Barrett Carter has gotten his fair share of playing time as the season has gone on.
Sure, injuries have played a part in that, but even as Clemson’s linebacker room has stayed relatively healthy, Carter has forced his way into the equation.
The true freshman linebacker out of North Gwinnett (Suwanee, Ga.) is a former top-35 recruit and has earned the trust of the staff. Speaking with reporters Monday, he talked about how he’s been able to see the field early.
“I think it’s just the more time I put in the film room and just the more knowledge I’m learning from like [James] Skalski, Baylon [Spector], Nolan [Turner] and even Coach Venables, just getting a feel for the defense,” Carter said. “Coming in the summer, it’s a lot to process. Just the experience and those guys taking me under their wing(s) and all that stuff have helped me get on the field some more.”
Carter was asked just how difficult that transition was. Defensive coordinator Brent Venables’ scheme is not one you pick up overnight.
“It definitely wasn’t easy,” he said. “It takes a lot of time and a lot of dedication. I didn’t expect it to be easy. I think that’s a part of why you come to Clemson, just for the challenge. It definitely isn’t easy, but just having the fifth and sixth-year guys on the team, they really help you because it’s really like having two or three more Coach Venables on the field with you when you’re out there with them. They’ve definitely made the process of learning the defense much easier.”
During Saturday’s 27-17 loss at Pitt, Carter was beaten by Panthers wide receiver Taysir Mack, who caught a 39-yard go-ahead touchdown from Kenny Pickett.
“It was just bad execution by me,” Carter explained. “I don’t put that on anybody else, but myself. I could have played that much better than I did. I don’t really know much else to say, but it’s just bad execution on me. I take full blame for that. We’re gonna bounce back from it. I don’t put that play on anybody else but myself. Just a freshman mistake. I’m gonna learn from it and just get better from it.”
Carter indicated that the play in question was bad technique on his part. He started pedaling outwards and nothing that Mack did took him outwards. It was just bad technique and execution on his part. Regardless, he thinks he can keep up with
“I feel like I can run with anybody in the country who I face up against,” Carter said. “That’s just the confidence that I have in myself and my training, my background, where I’m from. Just all that, I feel like it’s all prepared me for this type of experience.”
Following Saturday’s game, Venables called the 4th-and-6 play “the most inopportune drive of the night.” Though, he later admitted Monday that he put Carter in a tough spot.
While the play didn’t unfold as Carter would’ve liked for it to, it’s clear the coaching staff already has confidence in the true freshman to put him in situations like that, to begin with.

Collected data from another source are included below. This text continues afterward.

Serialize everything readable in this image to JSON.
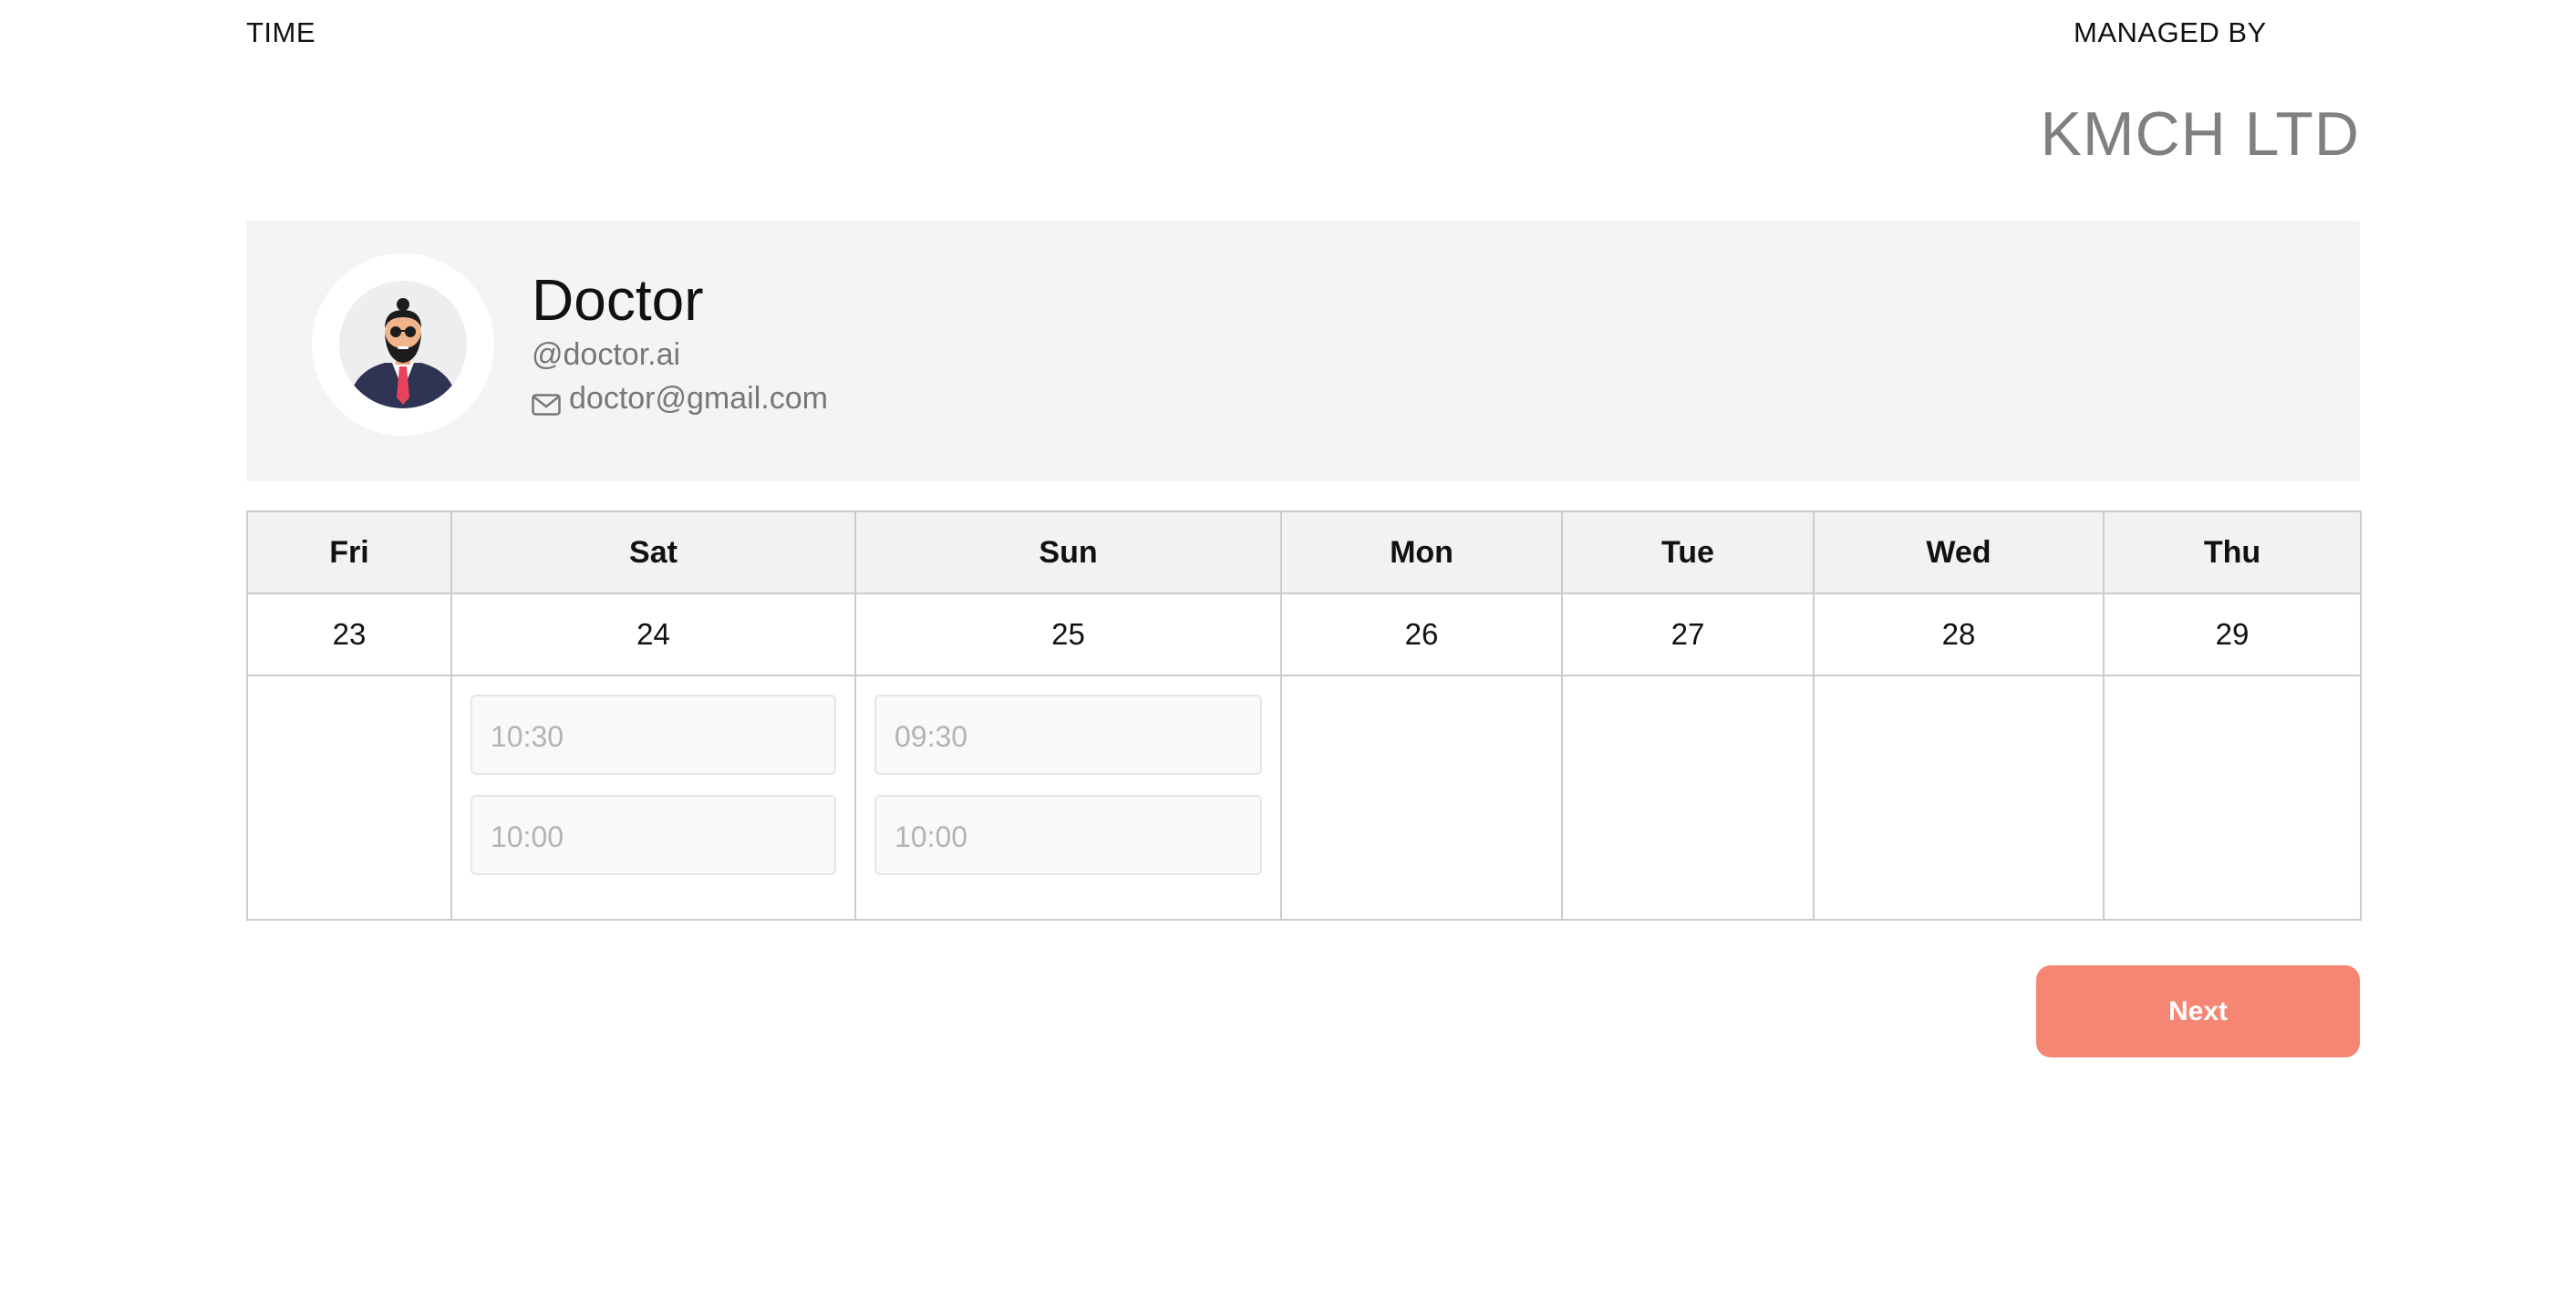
{
  "header": {
    "time_label": "TIME",
    "managed_by_label": "MANAGED BY",
    "company_name": "KMCH LTD"
  },
  "profile": {
    "name": "Doctor",
    "handle": "@doctor.ai",
    "email": "doctor@gmail.com",
    "avatar_icon": "doctor-avatar",
    "email_icon": "envelope-icon"
  },
  "calendar": {
    "days": [
      {
        "day": "Fri",
        "date": "23",
        "slots": []
      },
      {
        "day": "Sat",
        "date": "24",
        "slots": [
          "10:30",
          "10:00"
        ]
      },
      {
        "day": "Sun",
        "date": "25",
        "slots": [
          "09:30",
          "10:00"
        ]
      },
      {
        "day": "Mon",
        "date": "26",
        "slots": []
      },
      {
        "day": "Tue",
        "date": "27",
        "slots": []
      },
      {
        "day": "Wed",
        "date": "28",
        "slots": []
      },
      {
        "day": "Thu",
        "date": "29",
        "slots": []
      }
    ]
  },
  "actions": {
    "next_label": "Next"
  },
  "colors": {
    "accent": "#f58673",
    "card_bg": "#f4f4f4",
    "muted_text": "#808080"
  }
}
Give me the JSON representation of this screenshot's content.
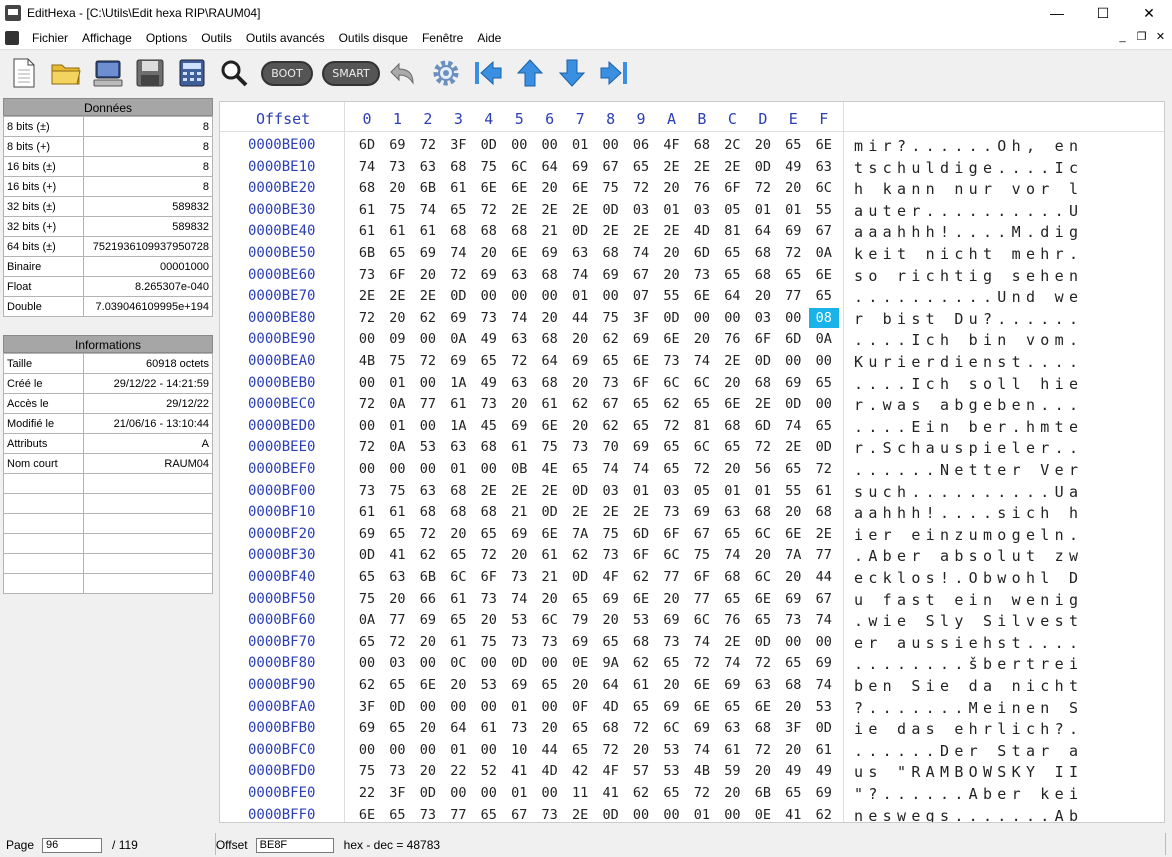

“It’s a great feeling,” he said. “I’m glad that I was just out there and that Coach Venables called that play. That shows that he has the trust in me. I just got to keep building on that and keep improving, to have him trust me even more.”
Carter attributes being able to play early to his high school coach, Bill Stewart, who had him play a similar role at North Gwinnett. Carter played all around the field, safety, linebacker and even some offense. It’s helped him prepare for this current moment, he added.
That role in Venables’s defense was a big factor in why Carter chose Clemson.
“Seeing what he’s done with past players in my position like Isaiah Simmons, Dorian O’Daniel, Mike Jones. Just those players, seeing what he’s done with them in that versatile way, that definitely as a recruit makes you want to come to play for him, just learn under him and be the next great one to come out of Clemson.”
Carter studied all three linebackers before getting to Clemson. He wanted to be able to learn from the guys who mastered that role under Venables’s tutelage, specifically O’Daniel because Carter is a fan of the Kansas City Chiefs and Simmons, who has had a profound impact on the positionless position and the game itself.
“He changed really the culture in football itself,” Carter said…”He truly changed the game of football with his versatility, just lining up anywhere on the field and making plays wherever it is.”
From Simmons to Skalski to Spector, Carter has had a good barometer of how linebacker play should look like in the Purple and Orange. With that being said, he’s enthralled about what the future of that position looks like with him, Trenton Simpson and LaVonta Bentley leading the way.
“I’m very excited,” he said. “Skalski and Baylon, they set the standard. They showed us what leadership and hard work are all about. The future of Clemson is going to be very bright. Just learning under them and under Coach Venables, I’m excited for what the future is going to look like.”